Innovazione

La sfida di Ignazio Visco: il cambiamento comincia dalla mentalità

28 Ottobre 2014

Dunque possiamo annoverare anche il governatore della Banca d’Italia tra la schiera degli innovatori (veri o presunti) del nostro Paese? Per sostenere questa autorevole e forse sorprendente candidatura basta leggersi l’intervento di Ignazio Visco alla XXX Lettura del Mulino che cadeva nel sessantesimo anniversario della fondazione della prestigiosa rivista e casa editrice bolognese. Mentre fuori dall’aula gli antagonisti (altra categoria di changemakers?) protestavano scontrandosi con la polizia, il governatore rispondeva alla domanda sul “perché i tempi stanno cambiando”, citando un altro anniversario ovvero i cinquant’anni dall’uscita dell’omonima canzone di Bob Dylan.

Perché dunque i tempi cambiano seguendo un processo ricco di discontinuità, ma che non procede casualmente? Visco risponde guardando soprattutto all’impatto delle nuove tecnologie, a quella “seconda età delle macchine” che intitola il nuovo saggio di Erik Brynjolfsson e Andrew McAfee, tecnologi del MIT spesso citati dal governatore e già coautori del fortunato “Race against the machine“. Secondo questa visione, l’impatto delle tecnologie dell’informazione e della conoscenza tende ad aumentare il carattere non lineare dello sviluppo e, soprattutto nei paesi avanzati, è all’origine di un “ristagno secolare” della crescita. Ciò è dovuto al ben noto effetto di sostituzione del lavoro umano con le macchine che deprime la domanda di consumi, ma anche ad altri elementi concomitanti. In primo luogo un calo di investimenti, perché una startup tecnologica costa molto meno dell’avvio di impresa in settori tradizionali. E in secondo luogo un aumento ancora limitato della produttività, probabilmente perché il potenziale di queste stesse tecnologie non è ancora a regime nei sistemi di organizzazione e di gestione della produzione.

L’effetto congiunto di queste dinamiche è l’incremento della disugualianza trainata da una crescente concentrazione della ricchezza. Serve quindi più equità distributiva che, secondo Visco, passa non solo dal rilancio, ma dalla riqualificazione della domanda. E’ necessario, in altri termini “che vi siano consumatori in grado di domandare nuovi beni e servizi”. L’Italia, da questo punto di vista, è paradossalmente avvantaggiata da vincoli allo sviluppo ormai di lungo periodo che se sciolti dalle ormai mitiche “riforme strutturali” potrebbero consentire di rimbalzare ad un nuovo assetto grazie a tecnologie che si declinano in termini di  sostenibilità e impatto sociale.

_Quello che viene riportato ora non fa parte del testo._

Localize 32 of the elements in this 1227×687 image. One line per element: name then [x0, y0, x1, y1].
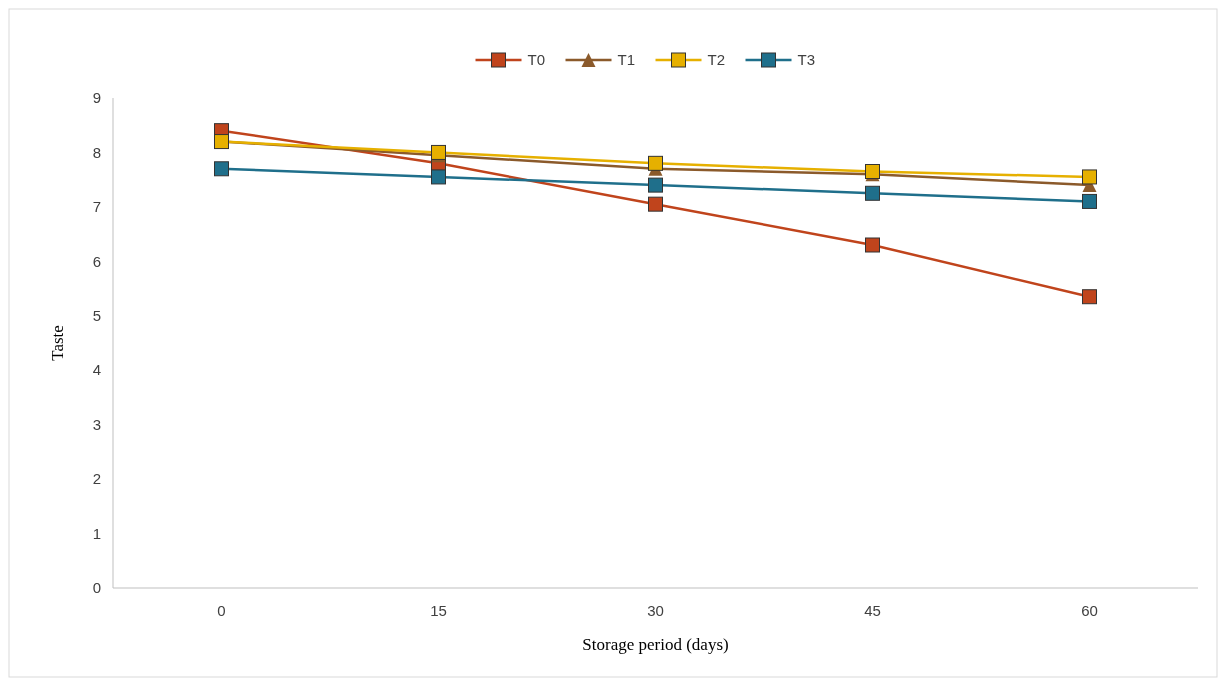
point — [648, 155, 663, 171]
x-tick-label: 45 — [864, 602, 881, 619]
point — [1082, 193, 1097, 209]
x-tick-label: 30 — [647, 602, 664, 619]
point — [648, 177, 663, 193]
point — [1082, 289, 1097, 305]
x-tick-label: 60 — [1081, 602, 1098, 619]
y-tick-label: 6 — [92, 252, 101, 270]
point — [431, 169, 446, 185]
legend-label: T3 — [797, 51, 816, 69]
y-tick-label: 7 — [92, 198, 101, 216]
y-axis-title: Taste — [48, 325, 67, 361]
point — [214, 161, 229, 177]
point — [865, 185, 880, 201]
y-tick-label: 3 — [92, 415, 101, 433]
legend-label: T1 — [617, 51, 636, 69]
point — [1082, 169, 1097, 185]
y-tick-label: 2 — [92, 470, 101, 488]
point — [648, 196, 663, 212]
x-tick-label: 0 — [217, 602, 226, 619]
y-tick-label: 0 — [92, 579, 101, 597]
point — [865, 237, 880, 253]
x-axis-title: Storage period (days) — [582, 635, 729, 654]
y-tick-label: 1 — [92, 524, 101, 542]
y-tick-label: 4 — [92, 361, 101, 379]
y-tick-label: 8 — [92, 143, 101, 161]
legend-label: T0 — [527, 51, 546, 69]
y-tick-label: 9 — [92, 89, 101, 107]
point — [431, 144, 446, 160]
y-tick-label: 5 — [92, 307, 101, 325]
legend-label: T2 — [707, 51, 726, 69]
x-tick-label: 15 — [430, 602, 447, 619]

Sfida non semplice perché, al fondo, si tratta di cambiare non solo le istituzioni, ma la forma mentis, soprattutto delle nuove generazioni, puntando su creatività, dinamismo individuale, spirito adattamento. Gli ingredienti tipici di una società che è insieme altamentamente imprenditoriale e civica, rispetto alla quale si può forse contare su un nuovo, insospettabile changemaker.